Methotrexate (Trexall), another immunomodulatory agent, inhibits dihydrofolate reductase, blocking DNA synthesis and inducing cell death. It also inhibits purine metabolism, T-cell activation, cytokine production, and other vital processes, providing anti-inflammatory effects. It is reserved for steroid-resistant or steroid-dependent IBD patients and is used to maintain remission while reducing the formation of anti-drug antibodies. It is administered parenterally with a dose of 15-25 mg/week for induction and maintenance of remission in Crohn's disease. Various adverse effects are nausea, loose stool, stomatitis, cutaneous eruption, CNS symptoms, alopecia, fever, and hematologic abnormalities.

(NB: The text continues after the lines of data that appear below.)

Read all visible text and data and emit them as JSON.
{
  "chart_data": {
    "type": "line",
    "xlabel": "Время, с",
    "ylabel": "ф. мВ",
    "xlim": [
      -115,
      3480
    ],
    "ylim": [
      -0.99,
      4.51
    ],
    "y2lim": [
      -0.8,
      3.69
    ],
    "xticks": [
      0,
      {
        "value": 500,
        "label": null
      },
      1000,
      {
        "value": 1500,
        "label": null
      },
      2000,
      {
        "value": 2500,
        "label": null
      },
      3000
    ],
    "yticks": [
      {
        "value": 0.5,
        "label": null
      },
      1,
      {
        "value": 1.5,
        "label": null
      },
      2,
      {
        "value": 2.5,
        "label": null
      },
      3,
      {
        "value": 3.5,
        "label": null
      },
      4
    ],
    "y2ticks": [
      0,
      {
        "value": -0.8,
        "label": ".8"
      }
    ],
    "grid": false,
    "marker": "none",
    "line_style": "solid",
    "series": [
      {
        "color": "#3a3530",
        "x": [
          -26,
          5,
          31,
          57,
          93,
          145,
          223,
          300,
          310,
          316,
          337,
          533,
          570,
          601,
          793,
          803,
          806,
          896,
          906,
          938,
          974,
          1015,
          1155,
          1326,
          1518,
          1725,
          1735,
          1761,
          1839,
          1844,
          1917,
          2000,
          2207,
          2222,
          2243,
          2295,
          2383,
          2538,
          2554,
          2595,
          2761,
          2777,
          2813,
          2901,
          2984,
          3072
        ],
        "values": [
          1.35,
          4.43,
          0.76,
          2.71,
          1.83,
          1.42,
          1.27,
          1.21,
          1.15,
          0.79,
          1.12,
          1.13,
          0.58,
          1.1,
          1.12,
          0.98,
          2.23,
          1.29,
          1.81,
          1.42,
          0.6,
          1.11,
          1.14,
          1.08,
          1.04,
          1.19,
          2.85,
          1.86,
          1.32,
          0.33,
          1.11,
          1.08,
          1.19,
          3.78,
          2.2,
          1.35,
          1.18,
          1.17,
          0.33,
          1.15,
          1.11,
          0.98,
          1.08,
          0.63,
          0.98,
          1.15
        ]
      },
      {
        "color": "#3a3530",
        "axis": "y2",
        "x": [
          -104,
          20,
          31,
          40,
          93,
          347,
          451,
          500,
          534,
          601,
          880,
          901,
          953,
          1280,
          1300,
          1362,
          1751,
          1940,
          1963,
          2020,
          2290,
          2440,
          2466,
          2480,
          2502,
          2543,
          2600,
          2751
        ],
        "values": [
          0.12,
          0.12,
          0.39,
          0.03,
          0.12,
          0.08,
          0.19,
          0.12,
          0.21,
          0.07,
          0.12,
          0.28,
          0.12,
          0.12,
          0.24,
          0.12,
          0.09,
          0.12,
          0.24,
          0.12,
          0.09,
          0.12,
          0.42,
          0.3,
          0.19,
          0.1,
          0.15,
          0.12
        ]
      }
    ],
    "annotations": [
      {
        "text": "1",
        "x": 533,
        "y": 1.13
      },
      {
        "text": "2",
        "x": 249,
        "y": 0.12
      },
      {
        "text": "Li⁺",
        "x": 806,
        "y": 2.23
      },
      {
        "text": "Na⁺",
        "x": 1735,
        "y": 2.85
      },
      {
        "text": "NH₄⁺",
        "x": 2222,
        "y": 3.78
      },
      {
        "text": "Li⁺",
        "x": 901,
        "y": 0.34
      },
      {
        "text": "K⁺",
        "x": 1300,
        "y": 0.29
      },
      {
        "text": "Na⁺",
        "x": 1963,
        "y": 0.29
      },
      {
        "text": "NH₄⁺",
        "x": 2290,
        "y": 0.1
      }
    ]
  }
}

Crohn's disease is an inflammatory bowel disorder characterized by discontinuous chronic inflammation of the GI tract.
Treatment strategies encompass immunomodulatory agents, glucocorticoids, and biologics or anti-TNF therapy.
Based on the extent and severity of the inflammation, immunomodulators, such as azathioprine, 6-mercaptopurine, and methotrexate can be administered with glucocorticoids or anti-TNF agents.
Azathioprine is metabolized into 6-mercaptopurine that subsequently forms active 6-thioguanine nucleotides, which inhibits purine synthesis and cell proliferation.
These drugs help maintain remission, prevent post-surgery recurrence, and treat fistulas in Crohn's disease.
Their adverse effects include nausea, vomiting, pancreatitis, fever, rash, and decreased blood cell counts via bone marrow suppression.
Methotrexate inhibits dihydrofolate reductase, suppressing immune cell proliferation and inducing cell death. It also inhibits purine metabolism, T-cell activation, and cytokine production, providing anti-inflammatory effects.
Side effects may include headache, vomiting, abdominal discomfort, rash, and RBC enlargement or macrocytosis.